Cameron must make do with changes to the party’s tone and focus and by reforming the selection of parliamentary candidates. He has shown some sympathy for affirmative action that would help more women to be chosen. But the problem is broader. Selection committees dominated by women in northern marginal seats often choose the smooth-talking southern male investment banker in preference to the local teacher or nurse.
The constituency parties fiercely defend their right to make poor choices and the leader faces opposition at the centre from the party’s board. He will prevail only by threatening to resign — which in his case will give him potent leverage.

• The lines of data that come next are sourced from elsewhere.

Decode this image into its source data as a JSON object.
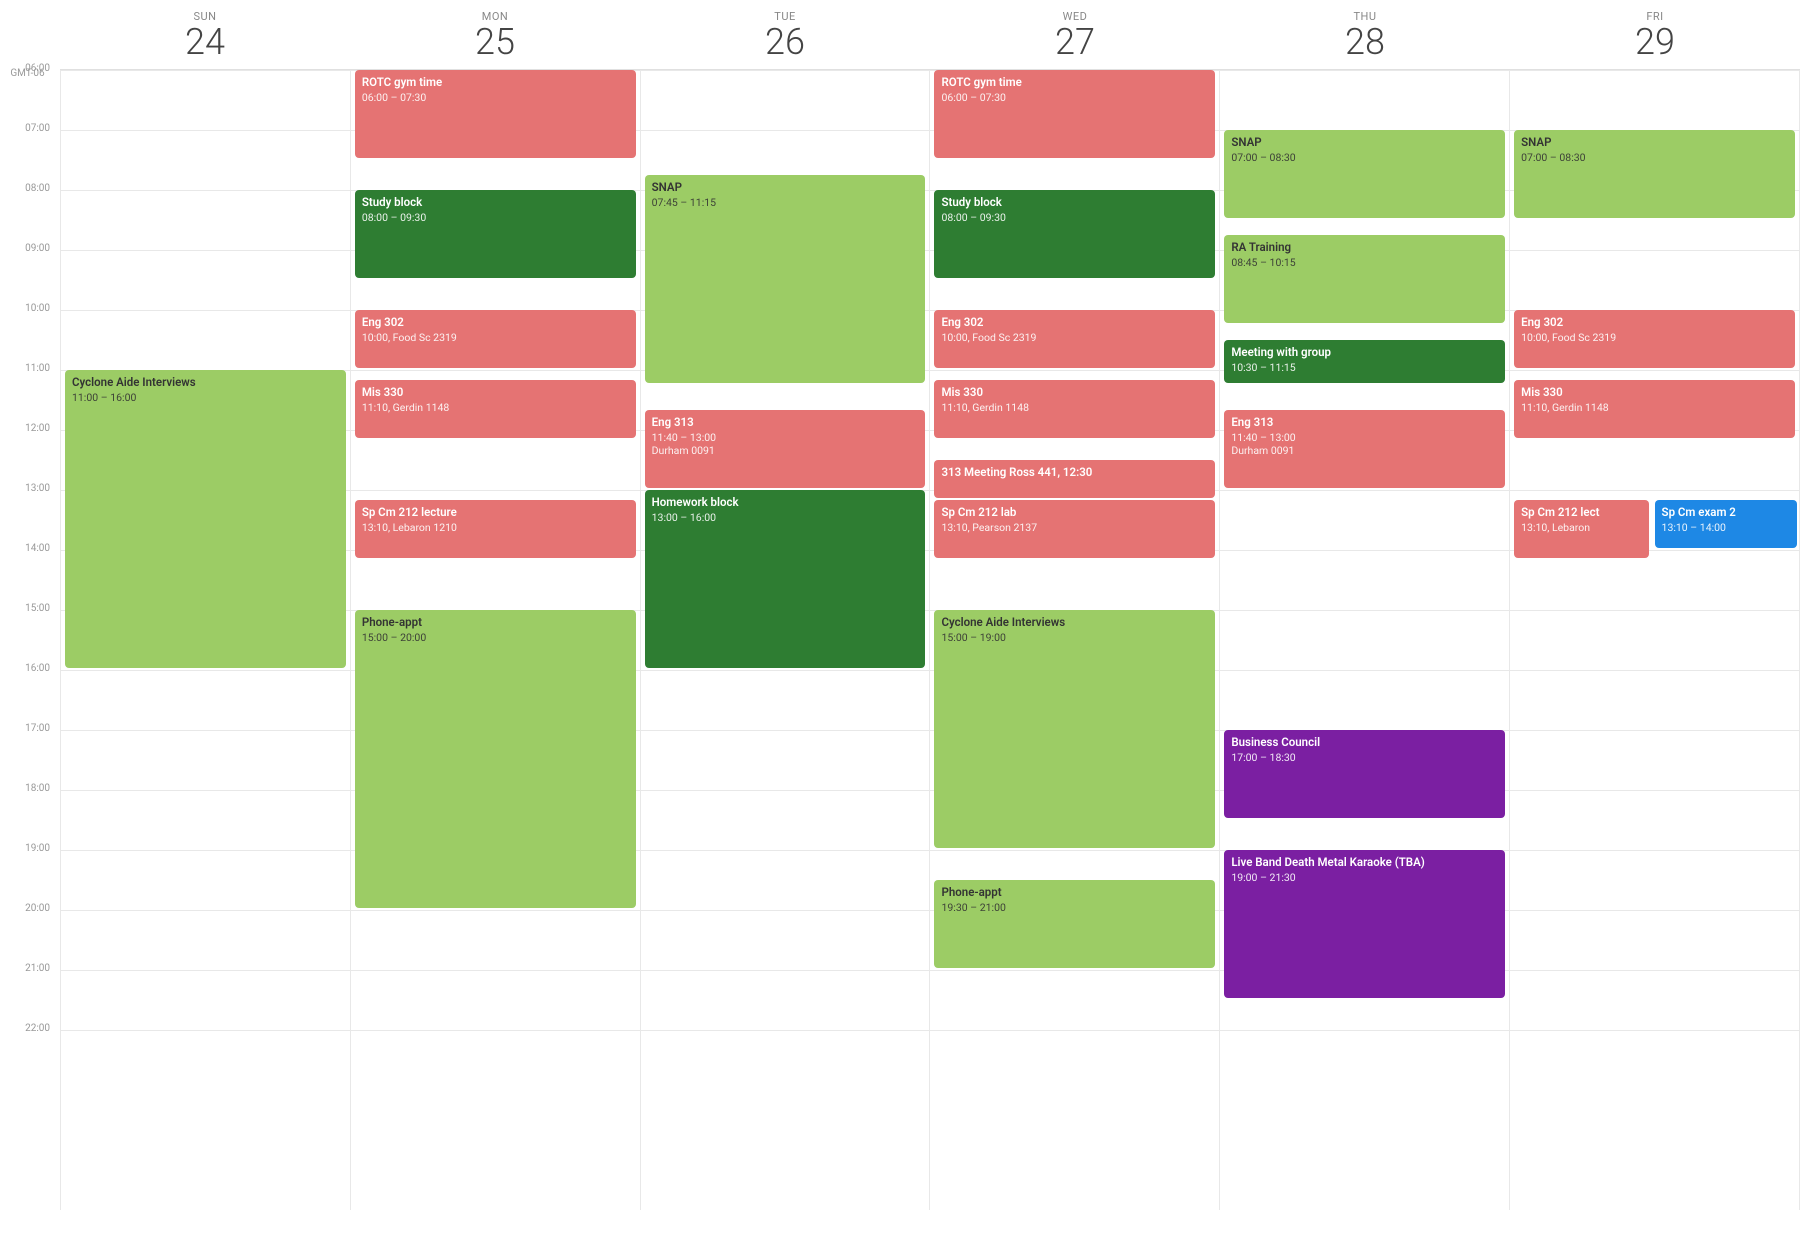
{
  "calendar": {
    "timezone": "GMT-06",
    "days": [
      {
        "name": "SUN",
        "number": "24"
      },
      {
        "name": "MON",
        "number": "25"
      },
      {
        "name": "TUE",
        "number": "26"
      },
      {
        "name": "WED",
        "number": "27"
      },
      {
        "name": "THU",
        "number": "28"
      },
      {
        "name": "FRI",
        "number": "29"
      }
    ],
    "hours": [
      "06:00",
      "07:00",
      "08:00",
      "09:00",
      "10:00",
      "11:00",
      "12:00",
      "13:00",
      "14:00",
      "15:00",
      "16:00",
      "17:00",
      "18:00",
      "19:00",
      "20:00",
      "21:00",
      "22:00"
    ],
    "events": {
      "sun": [
        {
          "title": "Cyclone Aide Interviews",
          "time": "11:00 – 16:00",
          "color": "yellow-green",
          "startHour": 11,
          "startMin": 0,
          "endHour": 16,
          "endMin": 0
        }
      ],
      "mon": [
        {
          "title": "ROTC gym time",
          "time": "06:00 – 07:30",
          "color": "salmon",
          "startHour": 6,
          "startMin": 0,
          "endHour": 7,
          "endMin": 30
        },
        {
          "title": "Study block",
          "time": "08:00 – 09:30",
          "color": "green",
          "startHour": 8,
          "startMin": 0,
          "endHour": 9,
          "endMin": 30
        },
        {
          "title": "Eng 302",
          "time": "10:00, Food Sc 2319",
          "color": "salmon",
          "startHour": 10,
          "startMin": 0,
          "endHour": 11,
          "endMin": 0
        },
        {
          "title": "Mis 330",
          "time": "11:10, Gerdin 1148",
          "color": "salmon",
          "startHour": 11,
          "startMin": 10,
          "endHour": 12,
          "endMin": 10
        },
        {
          "title": "Sp Cm 212 lecture",
          "time": "13:10, Lebaron 1210",
          "color": "salmon",
          "startHour": 13,
          "startMin": 10,
          "endHour": 14,
          "endMin": 10
        },
        {
          "title": "Phone-appt",
          "time": "15:00 – 20:00",
          "color": "yellow-green",
          "startHour": 15,
          "startMin": 0,
          "endHour": 20,
          "endMin": 0
        }
      ],
      "tue": [
        {
          "title": "SNAP",
          "time": "07:45 – 11:15",
          "color": "yellow-green",
          "startHour": 7,
          "startMin": 45,
          "endHour": 11,
          "endMin": 15
        },
        {
          "title": "Eng 313",
          "time": "11:40 – 13:00\nDurham 0091",
          "color": "salmon",
          "startHour": 11,
          "startMin": 40,
          "endHour": 13,
          "endMin": 0
        },
        {
          "title": "Homework block",
          "time": "13:00 – 16:00",
          "color": "green",
          "startHour": 13,
          "startMin": 0,
          "endHour": 16,
          "endMin": 0
        }
      ],
      "wed": [
        {
          "title": "ROTC gym time",
          "time": "06:00 – 07:30",
          "color": "salmon",
          "startHour": 6,
          "startMin": 0,
          "endHour": 7,
          "endMin": 30
        },
        {
          "title": "Study block",
          "time": "08:00 – 09:30",
          "color": "green",
          "startHour": 8,
          "startMin": 0,
          "endHour": 9,
          "endMin": 30
        },
        {
          "title": "Eng 302",
          "time": "10:00, Food Sc 2319",
          "color": "salmon",
          "startHour": 10,
          "startMin": 0,
          "endHour": 11,
          "endMin": 0
        },
        {
          "title": "Mis 330",
          "time": "11:10, Gerdin 1148",
          "color": "salmon",
          "startHour": 11,
          "startMin": 10,
          "endHour": 12,
          "endMin": 10
        },
        {
          "title": "313 Meeting Ross 441, 12:30",
          "time": "",
          "color": "salmon",
          "startHour": 12,
          "startMin": 30,
          "endHour": 13,
          "endMin": 10
        },
        {
          "title": "Sp Cm 212 lab",
          "time": "13:10, Pearson 2137",
          "color": "salmon",
          "startHour": 13,
          "startMin": 10,
          "endHour": 14,
          "endMin": 10
        },
        {
          "title": "Cyclone Aide Interviews",
          "time": "15:00 – 19:00",
          "color": "yellow-green",
          "startHour": 15,
          "startMin": 0,
          "endHour": 19,
          "endMin": 0
        },
        {
          "title": "Phone-appt",
          "time": "19:30 – 21:00",
          "color": "yellow-green",
          "startHour": 19,
          "startMin": 30,
          "endHour": 21,
          "endMin": 0
        }
      ],
      "thu": [
        {
          "title": "SNAP",
          "time": "07:00 – 08:30",
          "color": "yellow-green",
          "startHour": 7,
          "startMin": 0,
          "endHour": 8,
          "endMin": 30
        },
        {
          "title": "RA Training",
          "time": "08:45 – 10:15",
          "color": "yellow-green",
          "startHour": 8,
          "startMin": 45,
          "endHour": 10,
          "endMin": 15
        },
        {
          "title": "Meeting with group",
          "time": "10:30 – 11:15",
          "color": "green",
          "startHour": 10,
          "startMin": 30,
          "endHour": 11,
          "endMin": 15
        },
        {
          "title": "Eng 313",
          "time": "11:40 – 13:00\nDurham 0091",
          "color": "salmon",
          "startHour": 11,
          "startMin": 40,
          "endHour": 13,
          "endMin": 0
        },
        {
          "title": "Business Council",
          "time": "17:00 – 18:30",
          "color": "purple",
          "startHour": 17,
          "startMin": 0,
          "endHour": 18,
          "endMin": 30
        },
        {
          "title": "Live Band Death Metal Karaoke (TBA)",
          "time": "19:00 – 21:30",
          "color": "purple",
          "startHour": 19,
          "startMin": 0,
          "endHour": 21,
          "endMin": 30
        }
      ],
      "fri": [
        {
          "title": "SNAP",
          "time": "07:00 – 08:30",
          "color": "yellow-green",
          "startHour": 7,
          "startMin": 0,
          "endHour": 8,
          "endMin": 30
        },
        {
          "title": "Eng 302",
          "time": "10:00, Food Sc 2319",
          "color": "salmon",
          "startHour": 10,
          "startMin": 0,
          "endHour": 11,
          "endMin": 0
        },
        {
          "title": "Mis 330",
          "time": "11:10, Gerdin 1148",
          "color": "salmon",
          "startHour": 11,
          "startMin": 10,
          "endHour": 12,
          "endMin": 10
        },
        {
          "title": "Sp Cm 212 lect",
          "time": "13:10, Lebaron",
          "color": "salmon",
          "startHour": 13,
          "startMin": 10,
          "endHour": 14,
          "endMin": 10,
          "rightCut": true
        },
        {
          "title": "Sp Cm exam 2",
          "time": "13:10 – 14:00",
          "color": "blue",
          "startHour": 13,
          "startMin": 10,
          "endHour": 14,
          "endMin": 0,
          "leftSlot": true
        }
      ]
    }
  }
}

The new leader will encounter dissent from many of the party’s parliamentary backwoodsmen, too. At first the media will give them air time and to some extent that will help Cameron. Bluster from pinstriped has-beens helps to convince media sympathisers that Cameron is making progress.
When Blair was leader of the opposition he was able to dispatch some of his old guard by promising them seats in the Lords; he then filled their seats with candidates moulded in his image. Few Tory MPs will give up their places because they will not be confident that Cameron will soon be in Downing Street dispensing patronage. But over time he can marginalise such people. They become less interesting to the media if they are seen to be at the fringes, irrelevant to the party’s future.
Cameron’s success with the media is remarkable. Even right-wing commentators and titles support him (some through gritted teeth). The broadcasters admire a good-humoured performer whose surefootedness belies his limited parliamentary experience. They do not find him grubby as they did his predecessors when they resorted to bashing Europe or immigrants. For the first time in two decades a Tory leader will have many media supporters and Cameron will cultivate them assiduously.
The years ahead will be tough. Cameron is already accused of being just a Blair copy and lacking in substance. In future he must endure criticism that his policies are indistinguishable from Blair’s, except that Cameron’s are less radical.
He must bear those attacks because rebuilding the Conservative brand comes first. One day it will be time to put the Tory vehicle through its paces. For now the task is to get the wheels back on.